The latter two are prints available for purchase. One that might have been bold is an exquisite, delicate agapanthus, caught in the earliest stage of its bloom.

It has the same shimmering beauty occasionally seen ephemerally in less gaudy fireworks. The detailing is superb. The show fills the gallery, not always the case here in the past.

Unfortunately there is no future. The Masterworks Gallery is to close at the end of January and will be the third art gallery in Hamilton to close in the last year.

First to go was the Windjammer Gallery, sustained for a while after the death of Mrs. Sudie Curtis, whose dedication and occasionally whose own splendid paintings made it the most professional of the City' galleries.
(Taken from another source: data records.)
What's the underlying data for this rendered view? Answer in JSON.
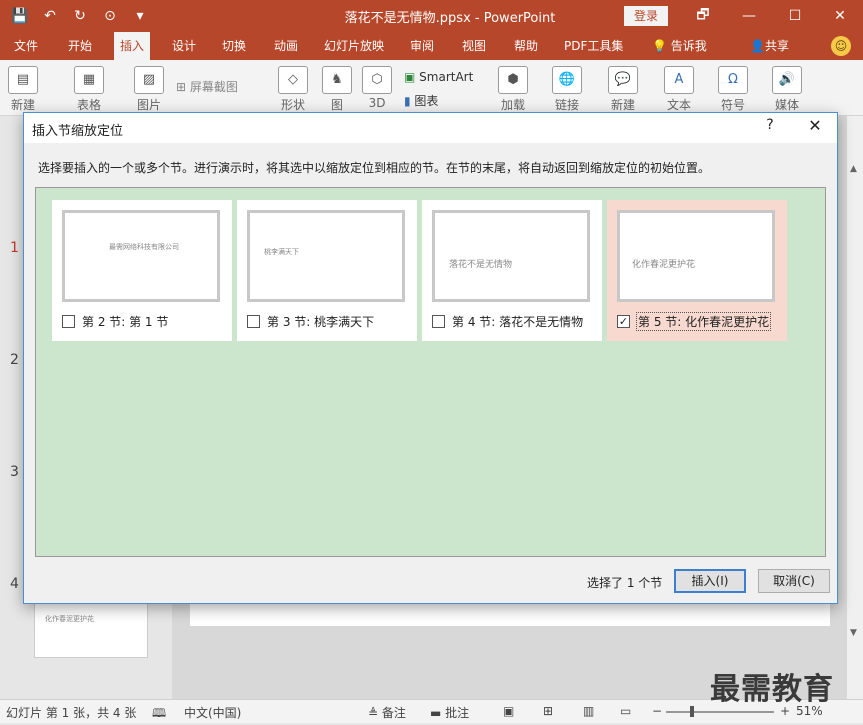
{
  "titlebar": {
    "doc_title": "落花不是无情物.ppsx  -  PowerPoint",
    "login": "登录",
    "qat": [
      "💾",
      "↶",
      "↻",
      "⊙",
      "▾"
    ],
    "win": [
      "🗗",
      "—",
      "☐",
      "✕"
    ]
  },
  "tabs": [
    {
      "label": "文件"
    },
    {
      "label": "开始"
    },
    {
      "label": "插入"
    },
    {
      "label": "设计"
    },
    {
      "label": "切换"
    },
    {
      "label": "动画"
    },
    {
      "label": "幻灯片放映"
    },
    {
      "label": "审阅"
    },
    {
      "label": "视图"
    },
    {
      "label": "帮助"
    },
    {
      "label": "PDF工具集"
    },
    {
      "label": "告诉我"
    },
    {
      "label": "共享"
    }
  ],
  "ribbon": {
    "new_slide": "新建",
    "table": "表格",
    "picture": "图片",
    "screenshot": "屏幕截图",
    "shapes": "形状",
    "icons": "图",
    "models": "3D",
    "smartart": "SmartArt",
    "chart": "图表",
    "addins": "加载",
    "link": "链接",
    "comment": "新建",
    "text": "文本",
    "symbol": "符号",
    "media": "媒体"
  },
  "leftpane": {
    "numbers": [
      "1",
      "2",
      "3",
      "4"
    ],
    "thumb4_text": "化作春泥更护花"
  },
  "dialog": {
    "title": "插入节缩放定位",
    "help": "?",
    "close": "✕",
    "instruction": "选择要插入的一个或多个节。进行演示时，将其选中以缩放定位到相应的节。在节的末尾，将自动返回到缩放定位的初始位置。",
    "sections": [
      {
        "label": "第 2 节: 第 1 节",
        "thumb_text": "最需网络科技有限公司",
        "checked": false
      },
      {
        "label": "第 3 节: 桃李满天下",
        "thumb_text": "桃李满天下",
        "checked": false
      },
      {
        "label": "第 4 节: 落花不是无情物",
        "thumb_text": "落花不是无情物",
        "checked": false
      },
      {
        "label": "第 5 节: 化作春泥更护花",
        "thumb_text": "化作春泥更护花",
        "checked": true
      }
    ],
    "selection_count": "选择了 1 个节",
    "insert_button": "插入(I)",
    "cancel_button": "取消(C)"
  },
  "statusbar": {
    "slide_info": "幻灯片 第 1 张，共 4 张",
    "language": "中文(中国)",
    "notes": "备注",
    "comments": "批注",
    "zoom": "51%"
  },
  "watermark": "最需教育"
}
It seems likely that the charming 19th century cottage that housed this gallery so effectively will give way to another office building.

The second was the Heritage House Gallery, once comfortably combining antiques and paintings and successful in its old space on the nearer end of Pitt's Bay Road, now given over to yet another office building.

In its new, much less satisfactory space business wouldn't cover the rent. It should be remembered, too, that Masterworks, a charity, enjoyed what was essentially subsidised space.

The Allan Vincent Smith Foundation, also a charity, was forced out of its small space opposite because it could no longer afford the rent.

There will soon, therefore, be but one commercial art gallery in Hamilton, the Desmond Fountain gallery, in which the sculptor-proprietor shares limited space with other artists.

The City will be considerably the poorer for it. It seems likely that Hamilton will, sooner or later, become an insurance and financial centre rather than the cultural and commercial as well as political capital of our Island.

Things that enliven the city and give it grace like art galleries are being priced out of business.